# Tubes in Fountain Pens



## Waltem (Sep 15, 2011)

Hello All,

I'm new to this forum.  More often I'm following the doings at SMC.

Now to my question.  I seem to remember reading somewhere (but can't be sure of my memory) that the tubes in fountain pens should not be glued in with CA but rather epoxy.  IIRC, the statement was that the CA  out-gases for some time and that's detrimental to the fountain pen kit.  Anyone have an experience with this?  I'm about tho make my first two fountain pens (commissioned pens, one wood, the other acrylic), and I don't want something as simple as the glue I use to jeopardize the outcome.

TIA for your help...........


----------



## 76winger (Sep 15, 2011)

I don't recall for sure but seem to recall the article as well and I gathered that you just need to let the CA cure prior to assembly or the out gasses might affect the finish. I don't recall anything specific to Fountain Pens though. Others should be able to clarify.


----------



## JHFerrell (Sep 16, 2011)

*fountain pens and CA glue*

A couple of years ago, Russ Fairfield had this to say on this subject...

"Depending on how much CA glue is in the cap, it can destroy the plating on a fountain pen nib for a long time. I have one with the clip held in with a large glob of CA glue. It has been left open, soaked in accelerator, cleaned with acetone, cursed at, and prayed over, for a year. In the beginning it took overnight to destroy the plating on the nib and fill the feed with a white powder over night. A year later it takes a week. The result is the same.

Now I use epoxy. Locktite for a tight fit, and the 5-minute stuff from System-3 when I need to fill a gap. Either is almost as fast as the CA glue, and solve the problem.."
__________________
Russ Fairfield

Russ has since passed away, but when he talked about pen turning, you could take what he said to the bank. I had the pleasure of knowing Russ for a number of years and always considered him a friend and mentor. RIP Russ...


----------



## PenMan1 (Sep 16, 2011)

If you took a poll here, I'd bet that a good number here use CA glue to secure tubes to materials, on all pens, BP, RB and FPs.

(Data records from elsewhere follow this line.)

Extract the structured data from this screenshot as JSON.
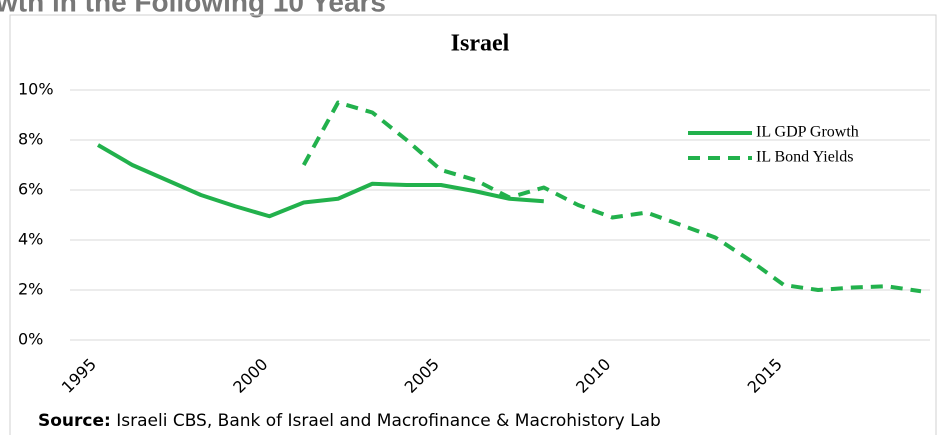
{
  "heading": "wth in the Following 10 Years",
  "chart_data": {
    "type": "line",
    "title": "Israel",
    "x": [
      1995,
      1996,
      1997,
      1998,
      1999,
      2000,
      2001,
      2002,
      2003,
      2004,
      2005,
      2006,
      2007,
      2008,
      2009,
      2010,
      2011,
      2012,
      2013,
      2014,
      2015,
      2016,
      2017,
      2018,
      2019
    ],
    "series": [
      {
        "name": "IL GDP Growth",
        "color": "#22b14c",
        "dash": false,
        "values": [
          7.8,
          7.0,
          6.4,
          5.8,
          5.35,
          4.95,
          5.5,
          5.65,
          6.25,
          6.2,
          6.2,
          5.95,
          5.65,
          5.55,
          null,
          null,
          null,
          null,
          null,
          null,
          null,
          null,
          null,
          null,
          null
        ]
      },
      {
        "name": "IL Bond Yields",
        "color": "#22b14c",
        "dash": true,
        "values": [
          null,
          null,
          null,
          null,
          null,
          null,
          7.0,
          9.5,
          9.1,
          8.0,
          6.8,
          6.4,
          5.7,
          6.1,
          5.4,
          4.9,
          5.1,
          4.6,
          4.1,
          3.2,
          2.2,
          2.0,
          2.1,
          2.15,
          1.95
        ]
      }
    ],
    "xlim": [
      1995,
      2019
    ],
    "xticks": [
      1995,
      2000,
      2005,
      2010,
      2015
    ],
    "ylim": [
      0,
      10
    ],
    "yticks": [
      {
        "value": 0,
        "label": "0%"
      },
      {
        "value": 2,
        "label": "2%"
      },
      {
        "value": 4,
        "label": "4%"
      },
      {
        "value": 6,
        "label": "6%"
      },
      {
        "value": 8,
        "label": "8%"
      },
      {
        "value": 10,
        "label": "10%"
      }
    ],
    "grid": true,
    "legend": "top-right",
    "source_label": "Source:",
    "source_text": "Israeli CBS, Bank of Israel and Macrofinance & Macrohistory Lab"
  }
}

MY PREFERENCE, is EZ Bond epoxy. Because it sets quickly, it seems to the tubes more securely (especially with materials where heat buildup while turning may become an issue. Additionally, with epoxy, you can add a drop of paint to the glue to hide tubes. In my shop, brass, aluminum and stainless segments just seem to "hold together better" with epoxy. The reason for EZ Bond is because Monty sells it for half the price of Loctite epoxy and my outcomes with EZ have been just as successful.

There are noted cases (in my shop,too) with CA in direct contact with plated parts causing "issues". I know of no problems with CA glued tubes causing issues with FPs.

My advice would be to use what you have, and when convenient consider making the change to epoxy.

I hope this helps.


----------